Amino acid transceptors: gate keepers of nutrient exchange and regulators of nutrient signaling

Abstract

Amino acid transporters at the surface of cells are in an ideal location to relay nutritional information, as well as nutrients themselves, to the cell interior. These transporters are able to modulate signaling downstream of intracellular amino acid receptors by regulating intracellular amino acid concentrations through processes of coupled transport. The concept of dual-function amino acid transporter/receptor (or "transceptor") proteins is well established in primitive eukaryotes such as yeast, where detection of extracellular amino acid deficiency leads to upregulation of proteins involved in biosynthesis and transport of the deficient amino acid(s). The evolution of the "extracellular milieu" and nutrient-regulated endocrine controls in higher eukaryotes, alongside their frequent inability to synthesize all proteinaceous amino acids (and, hence, the requirement for indispensable amino acids in their diet), appears to have lessened the priority of extracellular amino acid sensing as a stimulus for metabolic signals. Nevertheless, recent studies of amino acid transporters in flies and mammalian cell lines have revealed perhaps unanticipated "echoes" of these transceptor functions, which are revealed by cellular stresses (notably starvation) or gene modification/silencing. APC-transporter superfamily members, including slimfast, path, and SNAT2 all appear capable of sensing and signaling amino acid availability to the target of rapamycin (TOR) pathway, possibly through PI 3-kinase-dependent mechanisms. We hypothesize (by extrapolation from knowledge of the yeast Ssy1 transceptor) that, at least for SNAT2, the transceptor discriminates between extracellular and intracellular amino acid stimuli when evoking a signal.

Fig. 1.

Schematic diagram showing processes that contribute to free amino acid (AA) turnover in animal cells. Note that AA transporters contribute to both influx and efflux of AAs at the cell surface. This review considers the evidence for both extracellular and intracellular amino acid “receptors” upstream of nutrient-responsive signaling mechanisms involved in control of cellular processes. PS, protein synthesis; PB, protein breakdown.

Fig. 2.

Integration of primary (I), secondary (II), and tertiary (III) active transport (AT) mechanisms may affect transmembrane distribution of particular AAs. Secondary active transporters (e.g., System A/SNAT2) generate net movement of AA from the extracellular to the intracellular pool, whereas tertiary active transport through exchangers such as LAT1 (System L) allows for redistribution of individual AAs without affecting total pool sizes.

Fig. 3.

Generalized schema of possible interactions between AA transporters/transceptors and major nutrient-responsive signaling pathways in animal cells [target of rapamycin complex 1 (TORC1), general control nonrepressed (GCN)2 pathways]. ATF, activating transcription factor. For clarity, transporter and transceptor functions are shown separately, but it should be stressed that both are incorporated within a true AA transceptor (e.g., Gap1, SNAT2). Transceptors are proposed to exist in both signaling and nonsignaling states: In the diagram, State 1 (AA bound at extracellular surface) is stimulatory, or ON, whereas State 2 (AA bound at intracellular surface) is inhibitory, or OFF, with respect to the TORC1 pathway.
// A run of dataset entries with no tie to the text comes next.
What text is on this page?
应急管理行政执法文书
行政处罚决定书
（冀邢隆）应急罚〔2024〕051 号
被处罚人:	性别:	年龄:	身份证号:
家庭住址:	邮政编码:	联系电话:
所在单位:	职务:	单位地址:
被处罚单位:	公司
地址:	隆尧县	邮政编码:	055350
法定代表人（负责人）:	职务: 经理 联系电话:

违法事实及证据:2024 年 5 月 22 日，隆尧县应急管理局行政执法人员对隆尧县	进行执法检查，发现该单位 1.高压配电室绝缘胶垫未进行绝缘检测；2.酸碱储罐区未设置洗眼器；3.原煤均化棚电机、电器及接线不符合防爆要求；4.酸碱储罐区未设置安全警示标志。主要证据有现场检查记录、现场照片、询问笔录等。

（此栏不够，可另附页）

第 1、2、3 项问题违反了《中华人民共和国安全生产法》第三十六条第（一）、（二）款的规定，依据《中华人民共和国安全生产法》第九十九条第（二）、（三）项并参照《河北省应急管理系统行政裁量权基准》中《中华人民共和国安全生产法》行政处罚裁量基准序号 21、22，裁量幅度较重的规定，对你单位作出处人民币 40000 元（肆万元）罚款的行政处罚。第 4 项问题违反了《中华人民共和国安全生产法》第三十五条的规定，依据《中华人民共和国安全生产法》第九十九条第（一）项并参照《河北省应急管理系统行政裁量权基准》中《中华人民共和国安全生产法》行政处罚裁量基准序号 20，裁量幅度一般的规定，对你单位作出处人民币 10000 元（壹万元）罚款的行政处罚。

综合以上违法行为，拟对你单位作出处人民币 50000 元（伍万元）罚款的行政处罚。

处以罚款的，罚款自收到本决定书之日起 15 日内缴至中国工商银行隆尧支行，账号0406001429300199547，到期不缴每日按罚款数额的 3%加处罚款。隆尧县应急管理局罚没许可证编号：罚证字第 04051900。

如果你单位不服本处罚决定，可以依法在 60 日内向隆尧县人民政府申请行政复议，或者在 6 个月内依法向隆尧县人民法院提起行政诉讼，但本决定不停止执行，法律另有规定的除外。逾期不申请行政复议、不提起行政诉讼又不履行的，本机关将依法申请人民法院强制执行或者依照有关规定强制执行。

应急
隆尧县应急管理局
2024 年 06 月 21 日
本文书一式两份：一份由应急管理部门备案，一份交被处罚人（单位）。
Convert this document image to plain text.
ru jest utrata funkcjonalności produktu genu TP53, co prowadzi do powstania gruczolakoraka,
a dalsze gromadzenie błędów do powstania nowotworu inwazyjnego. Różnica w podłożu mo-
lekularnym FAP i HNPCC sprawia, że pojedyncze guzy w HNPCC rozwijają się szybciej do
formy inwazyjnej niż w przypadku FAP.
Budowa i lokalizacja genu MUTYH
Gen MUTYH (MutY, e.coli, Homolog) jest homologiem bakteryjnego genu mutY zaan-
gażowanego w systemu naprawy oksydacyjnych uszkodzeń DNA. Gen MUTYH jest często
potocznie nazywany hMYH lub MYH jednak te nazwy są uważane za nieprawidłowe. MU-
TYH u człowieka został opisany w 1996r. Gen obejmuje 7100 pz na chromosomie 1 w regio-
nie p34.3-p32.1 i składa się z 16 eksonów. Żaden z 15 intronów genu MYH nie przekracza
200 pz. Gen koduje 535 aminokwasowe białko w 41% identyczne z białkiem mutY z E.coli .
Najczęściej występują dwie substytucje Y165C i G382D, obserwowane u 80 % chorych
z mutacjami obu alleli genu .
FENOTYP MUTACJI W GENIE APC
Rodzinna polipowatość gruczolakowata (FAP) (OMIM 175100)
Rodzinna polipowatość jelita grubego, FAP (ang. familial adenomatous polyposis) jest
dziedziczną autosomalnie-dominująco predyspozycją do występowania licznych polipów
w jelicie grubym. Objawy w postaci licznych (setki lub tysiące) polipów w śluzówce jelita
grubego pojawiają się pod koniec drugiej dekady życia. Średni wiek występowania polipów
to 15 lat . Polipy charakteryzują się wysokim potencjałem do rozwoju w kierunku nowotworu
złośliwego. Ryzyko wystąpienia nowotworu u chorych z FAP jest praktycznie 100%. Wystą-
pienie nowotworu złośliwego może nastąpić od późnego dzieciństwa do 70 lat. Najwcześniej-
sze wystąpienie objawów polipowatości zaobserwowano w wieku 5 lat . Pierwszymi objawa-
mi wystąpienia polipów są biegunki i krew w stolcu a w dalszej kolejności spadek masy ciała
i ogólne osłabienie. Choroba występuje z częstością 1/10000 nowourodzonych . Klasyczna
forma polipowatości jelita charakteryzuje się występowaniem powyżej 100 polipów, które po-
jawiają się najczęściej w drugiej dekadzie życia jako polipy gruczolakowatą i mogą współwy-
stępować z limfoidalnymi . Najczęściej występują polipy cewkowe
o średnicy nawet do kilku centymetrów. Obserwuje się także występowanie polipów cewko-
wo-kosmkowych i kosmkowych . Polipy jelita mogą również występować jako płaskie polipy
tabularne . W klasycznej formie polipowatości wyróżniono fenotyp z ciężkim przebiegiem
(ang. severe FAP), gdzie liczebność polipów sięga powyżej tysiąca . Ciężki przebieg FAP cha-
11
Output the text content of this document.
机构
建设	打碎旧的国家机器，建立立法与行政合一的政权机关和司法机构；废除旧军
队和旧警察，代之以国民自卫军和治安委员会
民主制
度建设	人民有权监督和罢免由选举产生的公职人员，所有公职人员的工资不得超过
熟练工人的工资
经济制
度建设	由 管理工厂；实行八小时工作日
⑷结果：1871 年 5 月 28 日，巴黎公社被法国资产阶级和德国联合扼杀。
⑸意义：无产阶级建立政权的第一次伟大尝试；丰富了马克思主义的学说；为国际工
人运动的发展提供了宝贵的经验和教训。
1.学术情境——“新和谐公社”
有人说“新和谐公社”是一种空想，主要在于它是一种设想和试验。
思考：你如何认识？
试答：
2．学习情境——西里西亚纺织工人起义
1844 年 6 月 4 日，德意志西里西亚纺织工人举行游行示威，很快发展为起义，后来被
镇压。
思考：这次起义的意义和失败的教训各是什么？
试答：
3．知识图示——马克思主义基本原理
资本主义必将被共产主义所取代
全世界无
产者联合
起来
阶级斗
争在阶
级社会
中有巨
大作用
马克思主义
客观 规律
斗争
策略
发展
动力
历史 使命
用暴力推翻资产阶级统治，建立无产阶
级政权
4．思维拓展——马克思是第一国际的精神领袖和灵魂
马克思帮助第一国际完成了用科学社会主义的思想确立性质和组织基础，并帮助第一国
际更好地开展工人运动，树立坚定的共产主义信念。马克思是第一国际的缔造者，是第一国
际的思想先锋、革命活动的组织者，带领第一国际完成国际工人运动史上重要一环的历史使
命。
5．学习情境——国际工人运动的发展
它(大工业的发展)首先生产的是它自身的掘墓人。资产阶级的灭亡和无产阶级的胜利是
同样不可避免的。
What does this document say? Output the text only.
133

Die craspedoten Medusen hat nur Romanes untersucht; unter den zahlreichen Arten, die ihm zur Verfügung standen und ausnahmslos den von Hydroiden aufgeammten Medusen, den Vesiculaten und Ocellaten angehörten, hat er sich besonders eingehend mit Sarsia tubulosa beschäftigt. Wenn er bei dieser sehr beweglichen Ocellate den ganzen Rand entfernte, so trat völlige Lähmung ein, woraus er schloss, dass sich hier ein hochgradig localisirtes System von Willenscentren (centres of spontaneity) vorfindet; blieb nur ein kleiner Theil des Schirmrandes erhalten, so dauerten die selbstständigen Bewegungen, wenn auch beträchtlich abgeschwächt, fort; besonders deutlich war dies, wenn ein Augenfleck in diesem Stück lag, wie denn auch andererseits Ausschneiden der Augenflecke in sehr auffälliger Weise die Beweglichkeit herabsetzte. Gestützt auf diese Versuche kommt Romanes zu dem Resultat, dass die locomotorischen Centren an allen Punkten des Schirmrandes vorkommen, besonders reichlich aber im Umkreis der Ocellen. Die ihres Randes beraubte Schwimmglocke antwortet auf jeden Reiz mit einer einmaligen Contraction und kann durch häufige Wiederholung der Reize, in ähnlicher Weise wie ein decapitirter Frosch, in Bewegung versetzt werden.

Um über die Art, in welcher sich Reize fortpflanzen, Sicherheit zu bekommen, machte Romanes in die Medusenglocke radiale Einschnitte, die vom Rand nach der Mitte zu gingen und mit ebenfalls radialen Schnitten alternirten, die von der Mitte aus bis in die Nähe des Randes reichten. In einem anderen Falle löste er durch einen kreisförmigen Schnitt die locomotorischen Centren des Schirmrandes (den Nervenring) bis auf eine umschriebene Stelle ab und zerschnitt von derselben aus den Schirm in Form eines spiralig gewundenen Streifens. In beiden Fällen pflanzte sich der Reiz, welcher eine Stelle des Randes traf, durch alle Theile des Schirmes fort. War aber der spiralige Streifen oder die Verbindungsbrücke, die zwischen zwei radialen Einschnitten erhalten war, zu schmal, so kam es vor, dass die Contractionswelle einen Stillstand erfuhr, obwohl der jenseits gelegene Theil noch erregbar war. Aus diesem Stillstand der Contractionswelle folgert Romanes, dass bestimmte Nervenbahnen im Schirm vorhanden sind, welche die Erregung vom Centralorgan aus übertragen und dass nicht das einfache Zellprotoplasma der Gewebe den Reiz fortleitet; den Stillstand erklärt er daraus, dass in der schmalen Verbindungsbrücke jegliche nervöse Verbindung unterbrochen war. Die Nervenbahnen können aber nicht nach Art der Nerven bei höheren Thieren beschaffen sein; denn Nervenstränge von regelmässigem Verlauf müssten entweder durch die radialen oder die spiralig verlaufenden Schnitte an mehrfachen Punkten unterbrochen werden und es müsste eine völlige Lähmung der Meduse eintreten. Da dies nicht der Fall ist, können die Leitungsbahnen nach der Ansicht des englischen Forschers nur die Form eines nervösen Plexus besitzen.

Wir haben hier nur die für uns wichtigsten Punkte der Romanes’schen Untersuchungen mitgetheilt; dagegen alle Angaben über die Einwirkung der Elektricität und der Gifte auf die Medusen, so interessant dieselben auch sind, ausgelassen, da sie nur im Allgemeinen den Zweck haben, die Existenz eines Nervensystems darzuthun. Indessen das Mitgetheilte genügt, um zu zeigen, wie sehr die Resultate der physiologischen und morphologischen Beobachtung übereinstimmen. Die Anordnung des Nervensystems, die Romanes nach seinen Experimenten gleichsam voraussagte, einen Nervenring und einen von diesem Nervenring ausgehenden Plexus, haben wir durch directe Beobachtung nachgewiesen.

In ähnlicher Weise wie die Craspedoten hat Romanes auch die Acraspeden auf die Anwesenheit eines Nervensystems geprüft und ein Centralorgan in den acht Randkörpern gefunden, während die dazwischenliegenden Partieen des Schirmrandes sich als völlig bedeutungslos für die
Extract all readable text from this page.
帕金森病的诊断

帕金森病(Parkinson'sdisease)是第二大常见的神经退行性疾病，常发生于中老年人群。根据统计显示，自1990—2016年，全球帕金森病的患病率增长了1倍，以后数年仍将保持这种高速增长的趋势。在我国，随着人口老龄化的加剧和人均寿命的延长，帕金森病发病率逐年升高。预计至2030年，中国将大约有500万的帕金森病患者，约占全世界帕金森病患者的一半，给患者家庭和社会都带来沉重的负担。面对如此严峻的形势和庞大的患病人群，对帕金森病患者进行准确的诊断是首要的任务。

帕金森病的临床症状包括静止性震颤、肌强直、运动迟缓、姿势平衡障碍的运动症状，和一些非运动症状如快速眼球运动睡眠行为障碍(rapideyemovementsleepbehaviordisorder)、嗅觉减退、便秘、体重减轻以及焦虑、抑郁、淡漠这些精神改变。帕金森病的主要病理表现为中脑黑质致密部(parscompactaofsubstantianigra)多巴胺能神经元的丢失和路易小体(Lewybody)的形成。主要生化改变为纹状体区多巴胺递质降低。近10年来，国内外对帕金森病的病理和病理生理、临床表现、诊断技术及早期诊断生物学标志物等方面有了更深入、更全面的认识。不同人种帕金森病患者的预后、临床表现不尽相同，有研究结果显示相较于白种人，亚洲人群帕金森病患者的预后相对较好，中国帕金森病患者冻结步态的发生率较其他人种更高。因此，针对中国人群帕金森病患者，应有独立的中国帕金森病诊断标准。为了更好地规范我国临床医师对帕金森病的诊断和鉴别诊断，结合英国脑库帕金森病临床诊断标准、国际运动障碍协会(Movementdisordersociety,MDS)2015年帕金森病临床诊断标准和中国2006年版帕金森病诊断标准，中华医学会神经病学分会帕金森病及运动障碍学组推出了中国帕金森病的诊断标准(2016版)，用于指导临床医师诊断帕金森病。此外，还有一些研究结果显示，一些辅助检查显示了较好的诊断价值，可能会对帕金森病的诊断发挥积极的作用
This may account for transient activation of the TOR pathway by external methyl-aminoisobutyric acid (Me-AIB) before it accumulates substantially in the cytoplasm. Binding of any AA substrate (for SNAT2 at least) represses the adaptive upregulation of transporter/transceptor expression in response to nutrient deprivation, although whether this requires intracellular or extracellular binding remains a matter of debate. AA transporters may modulate intracellular free AA pools by coupled transport processes at the cell surface, including primary (I), secondary (II), and tertiary (III) active transport (as detailed in Fig. 2). In discrete, unperfused extracellular spaces (e.g., synaptic clefts), AA transporter actions may also exert significant effects on extracellular AA pools.